This document covers code structure and design, for a detailed description of the models and execution scheme, please see our technical report.
The core model & training code is written in a combination of C++ and Python. The C++ code is build using ninja, and automated using a custom standalone Python script called ./dev
. We recommend consulting the ./dev source code if the build process is unclear or problematic.
At runtime, the Python code requires libpoplar_kge.so
from build/
, src/python
and tests/python
to be available on the Python path. Optionally, the commands ./dev train
or ./dev python ...
can be used; these will check the C++ library is up-to-date before adding the required paths.
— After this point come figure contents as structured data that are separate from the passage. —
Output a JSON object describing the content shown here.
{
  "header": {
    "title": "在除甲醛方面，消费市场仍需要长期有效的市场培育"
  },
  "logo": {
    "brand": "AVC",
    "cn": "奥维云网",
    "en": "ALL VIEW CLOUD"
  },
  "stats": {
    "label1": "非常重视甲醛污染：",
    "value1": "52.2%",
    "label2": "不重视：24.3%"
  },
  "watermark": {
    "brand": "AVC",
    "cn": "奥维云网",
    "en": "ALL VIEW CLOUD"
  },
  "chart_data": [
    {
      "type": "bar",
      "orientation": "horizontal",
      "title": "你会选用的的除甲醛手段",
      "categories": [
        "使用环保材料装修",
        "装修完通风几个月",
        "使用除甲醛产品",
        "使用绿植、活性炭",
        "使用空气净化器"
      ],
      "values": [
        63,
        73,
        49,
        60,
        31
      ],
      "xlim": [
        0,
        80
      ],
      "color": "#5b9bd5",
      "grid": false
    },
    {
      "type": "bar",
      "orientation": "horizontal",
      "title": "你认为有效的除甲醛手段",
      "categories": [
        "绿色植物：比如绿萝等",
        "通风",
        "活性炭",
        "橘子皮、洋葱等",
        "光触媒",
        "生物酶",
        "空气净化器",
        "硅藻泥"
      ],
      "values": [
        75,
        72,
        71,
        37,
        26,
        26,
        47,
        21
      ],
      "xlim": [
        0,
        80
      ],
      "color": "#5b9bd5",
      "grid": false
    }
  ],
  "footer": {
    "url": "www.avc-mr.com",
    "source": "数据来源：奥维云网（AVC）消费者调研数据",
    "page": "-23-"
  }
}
We use WandB to track experiments and manage sweeps, however this is optional and the code can be run locally as required (using settings.logging.wandb = False
).
Internally the C++ code is divided up into "mini-libraries" which each have a simple responsibility. These are not intended for direct reuse, but may be a useful starting point for further work or similar projects.
In the diagram below, the most application-specific code is shown in green, generic mini-libraries are shown in brown and external dependencies in blue. Briefly:
- Poplar KGE (poplar_kge*.py, poplar_kge.[ch]pp) is a monolithic training system for distributed KGE training and evaluation. It contains all model-specific and training-specific code.
- Fructose is a syntactic sugar and ease-of-use layer on top of PAG, providing an API similar to machine learning frameworks for constructing Poplar progams.
- Poplar AutoGrad (PAG) is a low-level automatic differentiation layer for PopLibs. It presents a PopLibs-like interface that allows generation of the backwards pass of composed PopLibs functions using the chain rule.